Under the United Nations' Law of the Sea, the PRC claims the disputed ocean territory as its own Exclusive Economic Zone (EEZ) due to its being part of PRC's natural extension of its continental shelf, while Japan claims the disputed ocean territory as its own EEZ because it is within 200 nautical miles (370 km) from Japan's coast, and proposed a median line as the boundary between the EEZ of China and Japan. About 40000 km2 of EEZ are in dispute. China and Japan both claim 200 nmi of EEZ rights, but the East China Sea width is only 360 nmi. China claims an EEZ extending to the eastern end of the Chinese continental shelf (based on UNCLOS III) which goes deep into the Japanese's claimed EEZ.

Location of the confirmed gas fields (red dots) near the Median Line between China and Japan: 春暁(Chunxiao) / 白樺(Shirakaba), 断橋(Duanqiao) / 楠(Kusu), 冷泉(Lengquan) / 桔梗(Kikyo), 天外天(Tianwaitian) / 樫(Kashi), 龍井(Longjing) / 翌檜(Asunaro)

In 1995, the People's Republic of China (PRC) discovered an undersea natural gas field in the East China Sea, namely the Chunxiao gas field, which lies within the Chinese EEZ while Japan believes it is connected to other possible reserves beyond the median line. Japan has objected to PRC development of natural gas resources in the East China Sea near an area where the two countries Exclusive Economic Zone (EEZ) claims overlap.
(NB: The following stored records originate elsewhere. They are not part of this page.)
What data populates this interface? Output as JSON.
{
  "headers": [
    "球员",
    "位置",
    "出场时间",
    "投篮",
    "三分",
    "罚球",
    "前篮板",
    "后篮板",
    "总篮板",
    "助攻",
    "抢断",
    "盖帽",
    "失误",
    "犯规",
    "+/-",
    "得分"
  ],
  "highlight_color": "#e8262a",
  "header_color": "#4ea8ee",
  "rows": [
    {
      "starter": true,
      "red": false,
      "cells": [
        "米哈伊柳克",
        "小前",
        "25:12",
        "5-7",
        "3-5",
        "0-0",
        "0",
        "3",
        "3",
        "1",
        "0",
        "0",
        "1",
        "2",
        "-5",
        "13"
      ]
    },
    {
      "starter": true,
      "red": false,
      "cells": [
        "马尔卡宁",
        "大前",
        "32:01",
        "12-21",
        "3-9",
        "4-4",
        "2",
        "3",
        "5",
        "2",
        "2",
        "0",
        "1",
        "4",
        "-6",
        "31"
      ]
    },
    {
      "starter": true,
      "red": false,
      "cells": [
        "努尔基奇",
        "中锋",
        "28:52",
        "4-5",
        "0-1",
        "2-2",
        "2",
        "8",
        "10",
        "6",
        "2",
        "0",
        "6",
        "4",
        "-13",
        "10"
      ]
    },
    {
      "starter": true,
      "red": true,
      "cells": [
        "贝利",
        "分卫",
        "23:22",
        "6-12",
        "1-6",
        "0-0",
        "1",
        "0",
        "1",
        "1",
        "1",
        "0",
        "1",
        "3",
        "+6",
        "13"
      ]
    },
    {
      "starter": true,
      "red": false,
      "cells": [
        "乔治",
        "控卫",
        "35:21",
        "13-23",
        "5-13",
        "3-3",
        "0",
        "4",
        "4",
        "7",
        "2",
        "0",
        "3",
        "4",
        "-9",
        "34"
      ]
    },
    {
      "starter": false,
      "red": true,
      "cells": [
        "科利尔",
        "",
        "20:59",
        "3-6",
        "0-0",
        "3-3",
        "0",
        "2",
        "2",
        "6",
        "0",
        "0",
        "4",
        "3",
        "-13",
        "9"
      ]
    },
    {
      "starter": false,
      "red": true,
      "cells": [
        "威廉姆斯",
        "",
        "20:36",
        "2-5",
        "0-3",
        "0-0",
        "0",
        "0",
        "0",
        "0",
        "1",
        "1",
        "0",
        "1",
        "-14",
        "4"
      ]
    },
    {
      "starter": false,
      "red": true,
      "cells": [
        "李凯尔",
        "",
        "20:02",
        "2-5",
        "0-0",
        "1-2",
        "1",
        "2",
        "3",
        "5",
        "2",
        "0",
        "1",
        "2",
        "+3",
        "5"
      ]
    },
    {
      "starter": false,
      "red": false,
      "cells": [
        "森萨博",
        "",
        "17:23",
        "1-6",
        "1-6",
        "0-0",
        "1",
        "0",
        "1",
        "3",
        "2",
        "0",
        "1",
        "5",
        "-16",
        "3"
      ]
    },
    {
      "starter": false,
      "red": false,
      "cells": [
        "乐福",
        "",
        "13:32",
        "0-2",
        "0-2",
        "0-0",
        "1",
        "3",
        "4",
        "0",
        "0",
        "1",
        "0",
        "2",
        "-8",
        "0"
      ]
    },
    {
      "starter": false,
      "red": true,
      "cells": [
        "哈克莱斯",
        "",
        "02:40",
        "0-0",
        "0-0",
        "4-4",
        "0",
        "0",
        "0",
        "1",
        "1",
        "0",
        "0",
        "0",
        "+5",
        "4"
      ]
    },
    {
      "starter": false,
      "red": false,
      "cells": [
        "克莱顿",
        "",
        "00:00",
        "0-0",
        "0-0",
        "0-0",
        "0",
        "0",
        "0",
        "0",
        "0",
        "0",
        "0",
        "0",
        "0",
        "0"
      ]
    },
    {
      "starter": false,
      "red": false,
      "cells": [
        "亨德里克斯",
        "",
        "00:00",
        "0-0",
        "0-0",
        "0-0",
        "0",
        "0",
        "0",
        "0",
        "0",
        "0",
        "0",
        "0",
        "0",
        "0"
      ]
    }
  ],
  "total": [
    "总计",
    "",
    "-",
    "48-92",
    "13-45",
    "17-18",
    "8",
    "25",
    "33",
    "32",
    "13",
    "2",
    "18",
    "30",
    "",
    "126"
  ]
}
The specific development in dispute is the PRC's drilling in the Chunxiao gas field, which is located in undisputed areas on China's side, three or four miles (6 km) west of the median line proposed by Japan. Japan maintains that although the Chunxiao gas field rigs are on the PRC side of a median line that Tokyo regards as the two sides' sea boundary, they may tap into a field that stretches underground into the disputed area. Japan therefore seeks a share in the natural gas resources. The gas fields in the Xihu Sag area in the East China Sea (Canxue, Baoyunting, Chunxiao, Duanqiao, Wuyunting, and Tianwaitian) are estimated to hold proven reserves of 364 BCF of natural gas. Commercial operations began 2006. In June 2008, both sides agreed to jointly develop the Chunxiao gas fields.

Rounds of disputes about island ownership in the East China Sea have triggered both official and civilian protests between China and Japan.

The dispute between PRC and South Korea concerns Socotra Rock, a submerged reef on which South Korea has constructed a scientific research station. While neither country claims the rock as territory, the PRC has objected to Korean activities there as a breach of its EEZ rights.

South Korea opened a museum in central Seoul in 2012 to back its claim to the Liancourt Rocks. Visitors can walk around a large 3-D model of the island and examine video and computerized content on the island's history and nature. Video screens show live footage of the island from a fixed camera. In January 2018 the Japanese government opened a small museum in Tokyo displaying maps and documents to defend its territorial claims against neighboring South Korea and China.